By Ben Miller, MFA, PMP, Duke Clinical and Translational Science Institute
A collaboration by researchers at Duke and North Carolina Central University (NCCU) aims to offer a more convenient, less invasive treatment for uterine fibroids, one of the most common and under-studied issues in women’s health.
Uterine fibroids — benign tumors made of stiff collagen tissue that grow on the uterus — are common reproductive-age tumors. Sometimes these growths are harmless and can even go undetected, but in many cases they cause symptoms ranging from pain and bleeding to infertility. More than 80% of Black women and nearly 70% of white women have fibroids by age 50. Current interventions are either expensive, difficult to access or have significant systemic side effects.
After nearly a decade of working in parallel at campuses separated by just four miles, Friederike Jayes, DVM, PhD (above left), in the Duke Division of Reproductive Sciences, and Darlene Taylor, PhD (above right), professor of chemistry and biochemistry at NCCU, are now combining their research to advance a fundamentally new approach for treating uterine fibroids.
Dr. Jayes has long been fascinated with this problem and is involved in developing a new therapeutic treatment using a drug capable of breaking fibroids down inside the body. Since the tumors are collagen-based, the key ingredient in this intervention is collagenase, an enzyme that digests collagen. Meanwhile, Dr. Taylor has created a product called LiquoGel™, which serves as a platform to deliver drugs to targeted locations inside the body. Having known one another since 2008, they had long imagined combining the two lines of inquiry to fill what Dr. Jayes calls “the unmet need” of uterine fibroids.
“It was wishful thinking,” Dr. Taylor said. Dr. Jayes added, “We didn’t have the means to put them together.”
That changed in 2019, when they got their chance in the form of a pilot project grant from the Duke Clinical and Translational Science Institute (CTSI) designed specifically to facilitate the Duke-NCCU collaboration. The grant provided both funding and project management support.
“That funding award allowed us to combine the drug with LiquoGel™ for the first time and do a study,” Dr. Taylor said. “The project management piece was phenomenal as well. I don’t know that we would be where we are right now without that kind of support.”
LiquoGel™, when combined with a collagenase drug inside of a syringe, can be delivered directly to a tumor. It changes from a liquid to a gel inside of the body.
To understand how this combination works in practice, Dr. Taylor suggests imagining a bowl of gelatin with chunks of fruit suspended in it. In this analogy, LiquoGel™ is the gelatin, and the fruit is the fibroid-digesting drug. But there is one key difference: unlike a gelatin that someone would eat, which solidifies as it cools, LiquoGel™ firms up when it is warmed.
“The beauty of LiquoGel™,” Dr. Taylor explained, “is that it’s liquid at room temperature, and it becomes a gel at body temperature. Because of that, it gets delivered to the fibroid and becomes a gel. The co-dissolved drug is trapped during the gel process, and it’s much less likely that the drug will be washed out.”
In other words, the drug can be injected directly into the desired area and will stay there, doing its work without affecting other parts of the body. Over time, the LiquoGel™ partially degrades, allowing the body to get rid of it. Drs. Jayes and Taylor feel that uterine fibroids, because they are almost never fatal and only affect women, have not received the scientific attention they deserve.
Several other treatment options do exist, each with advantages and drawbacks.
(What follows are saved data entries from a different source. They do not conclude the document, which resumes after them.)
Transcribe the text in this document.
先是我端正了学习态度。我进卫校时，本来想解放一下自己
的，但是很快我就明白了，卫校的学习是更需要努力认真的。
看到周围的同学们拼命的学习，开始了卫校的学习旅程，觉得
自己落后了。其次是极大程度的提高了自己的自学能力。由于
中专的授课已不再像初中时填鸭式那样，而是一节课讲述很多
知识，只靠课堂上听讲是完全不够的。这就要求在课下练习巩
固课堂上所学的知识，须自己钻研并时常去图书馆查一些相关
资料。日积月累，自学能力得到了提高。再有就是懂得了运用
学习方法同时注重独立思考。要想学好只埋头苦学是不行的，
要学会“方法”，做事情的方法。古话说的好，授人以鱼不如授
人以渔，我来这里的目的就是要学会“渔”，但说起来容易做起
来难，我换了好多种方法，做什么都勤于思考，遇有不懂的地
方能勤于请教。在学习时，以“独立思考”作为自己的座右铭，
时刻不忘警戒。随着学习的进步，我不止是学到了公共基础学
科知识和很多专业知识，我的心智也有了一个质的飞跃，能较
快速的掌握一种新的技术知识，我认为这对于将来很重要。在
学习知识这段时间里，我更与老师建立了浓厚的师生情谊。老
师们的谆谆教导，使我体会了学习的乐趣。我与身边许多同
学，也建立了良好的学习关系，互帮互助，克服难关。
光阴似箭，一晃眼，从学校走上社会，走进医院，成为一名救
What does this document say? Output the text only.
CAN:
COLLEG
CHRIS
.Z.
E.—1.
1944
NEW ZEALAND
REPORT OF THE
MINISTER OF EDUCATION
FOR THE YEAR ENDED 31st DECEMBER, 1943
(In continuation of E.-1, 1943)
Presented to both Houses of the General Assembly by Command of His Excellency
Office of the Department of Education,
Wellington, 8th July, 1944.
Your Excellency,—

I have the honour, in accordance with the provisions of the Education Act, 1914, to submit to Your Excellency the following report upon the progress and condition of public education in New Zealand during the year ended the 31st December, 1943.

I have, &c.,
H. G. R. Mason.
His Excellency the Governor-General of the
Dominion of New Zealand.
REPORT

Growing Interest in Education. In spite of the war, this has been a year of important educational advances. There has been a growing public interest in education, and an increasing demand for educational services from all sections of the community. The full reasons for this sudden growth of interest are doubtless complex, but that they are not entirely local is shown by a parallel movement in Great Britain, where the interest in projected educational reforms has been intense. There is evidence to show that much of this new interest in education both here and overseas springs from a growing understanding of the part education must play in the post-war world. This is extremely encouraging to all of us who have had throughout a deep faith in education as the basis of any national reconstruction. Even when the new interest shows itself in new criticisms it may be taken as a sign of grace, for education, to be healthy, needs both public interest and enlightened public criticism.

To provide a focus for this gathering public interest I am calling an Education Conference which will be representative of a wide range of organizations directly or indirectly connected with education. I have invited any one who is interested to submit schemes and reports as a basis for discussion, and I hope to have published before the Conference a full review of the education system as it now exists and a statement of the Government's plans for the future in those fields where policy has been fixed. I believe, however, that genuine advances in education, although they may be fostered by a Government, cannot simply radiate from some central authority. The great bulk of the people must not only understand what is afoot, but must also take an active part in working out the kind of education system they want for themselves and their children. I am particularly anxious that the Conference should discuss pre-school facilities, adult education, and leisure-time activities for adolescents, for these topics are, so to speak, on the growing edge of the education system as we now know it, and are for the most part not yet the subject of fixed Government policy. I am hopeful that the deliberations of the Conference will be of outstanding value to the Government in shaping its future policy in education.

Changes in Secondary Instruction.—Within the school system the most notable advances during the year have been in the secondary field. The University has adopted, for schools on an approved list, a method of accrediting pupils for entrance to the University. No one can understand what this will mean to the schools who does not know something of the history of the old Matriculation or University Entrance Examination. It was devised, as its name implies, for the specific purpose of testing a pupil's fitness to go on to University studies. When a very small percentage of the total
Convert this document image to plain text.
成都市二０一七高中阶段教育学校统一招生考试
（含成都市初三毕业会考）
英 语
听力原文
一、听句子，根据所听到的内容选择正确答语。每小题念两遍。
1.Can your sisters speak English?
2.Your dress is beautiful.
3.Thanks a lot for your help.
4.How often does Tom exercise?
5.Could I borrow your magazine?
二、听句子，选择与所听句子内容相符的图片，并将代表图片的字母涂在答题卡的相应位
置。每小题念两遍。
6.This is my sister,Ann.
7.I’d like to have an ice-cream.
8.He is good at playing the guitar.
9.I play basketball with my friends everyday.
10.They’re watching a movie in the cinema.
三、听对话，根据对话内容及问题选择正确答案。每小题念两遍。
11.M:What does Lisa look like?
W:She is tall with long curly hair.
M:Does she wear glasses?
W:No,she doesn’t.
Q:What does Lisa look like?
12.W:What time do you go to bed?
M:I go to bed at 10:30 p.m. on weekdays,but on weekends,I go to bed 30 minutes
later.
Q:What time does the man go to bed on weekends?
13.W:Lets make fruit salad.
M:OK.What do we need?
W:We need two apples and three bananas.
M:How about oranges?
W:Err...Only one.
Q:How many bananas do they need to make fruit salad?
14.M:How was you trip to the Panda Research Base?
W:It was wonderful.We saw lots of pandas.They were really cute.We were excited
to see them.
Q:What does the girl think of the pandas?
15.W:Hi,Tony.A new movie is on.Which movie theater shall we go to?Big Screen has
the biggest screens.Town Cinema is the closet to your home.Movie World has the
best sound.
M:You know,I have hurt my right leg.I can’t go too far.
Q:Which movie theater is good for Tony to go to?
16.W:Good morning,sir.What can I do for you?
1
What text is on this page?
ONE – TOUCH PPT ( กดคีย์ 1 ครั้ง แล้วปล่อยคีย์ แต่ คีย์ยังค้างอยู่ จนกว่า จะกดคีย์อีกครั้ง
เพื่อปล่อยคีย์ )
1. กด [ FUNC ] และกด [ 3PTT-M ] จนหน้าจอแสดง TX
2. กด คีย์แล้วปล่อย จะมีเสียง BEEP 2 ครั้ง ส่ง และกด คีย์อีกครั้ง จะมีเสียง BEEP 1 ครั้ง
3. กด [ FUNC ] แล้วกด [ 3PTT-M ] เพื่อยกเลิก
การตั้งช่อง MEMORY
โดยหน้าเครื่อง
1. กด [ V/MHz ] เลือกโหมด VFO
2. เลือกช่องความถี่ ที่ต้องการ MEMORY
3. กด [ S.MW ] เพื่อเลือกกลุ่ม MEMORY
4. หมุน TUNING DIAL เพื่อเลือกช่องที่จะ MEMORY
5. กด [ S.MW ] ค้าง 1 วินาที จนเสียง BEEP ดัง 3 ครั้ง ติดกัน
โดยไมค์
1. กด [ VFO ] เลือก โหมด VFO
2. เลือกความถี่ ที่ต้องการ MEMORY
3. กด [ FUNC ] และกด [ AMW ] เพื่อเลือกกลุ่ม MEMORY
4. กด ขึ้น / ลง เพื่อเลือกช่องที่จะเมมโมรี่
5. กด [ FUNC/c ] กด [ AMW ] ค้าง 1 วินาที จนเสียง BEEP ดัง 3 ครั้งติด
The ultimate resolution to uterine fibroids is a hysterectomy — major surgery to remove the uterus. While this solves the problem permanently, it also entails a lengthy recovery and means the patient could never again become pregnant.
“For some women, a hysterectomy is not desirable,” said Dr. Jayes. “It’s not a small thing. It is major surgery with risks.”
There are also less invasive surgeries to remove the fibroids, but this does not prevent regrowth and still involves pain and recovery. Certain medications can help, including birth control and other hormonal treatments, but these also have systemic effects on the body.
The combination of LiquoGel™ and the collagenase drug, by contrast, could be administered in a doctor’s office and would act only on the tumor itself.
While the Duke-NCCU award “stabilized the collaboration,” according to Dr. Jayes, much work remains before the treatment can reach patients.
The team has secured follow-on funding from North Carolina Biotechnology Center to conduct scale-up production of LiquoGel™ and time-course studies, as well as other essential research to facilitate the process of enabling clinical trials and ultimately seeking FDA authorization. At the same time, they intend to look at the social side of the uterine fibroid problem: what perceptions, beliefs and cultural issues inform the care that women receive and the care they want?
“We need to know if people would adopt the LiquoGel™ intervention,” said Dr. Jayes. “Where is this most needed, and what is the most desirable characteristic of it? We want our work to enrich the fibroid field.”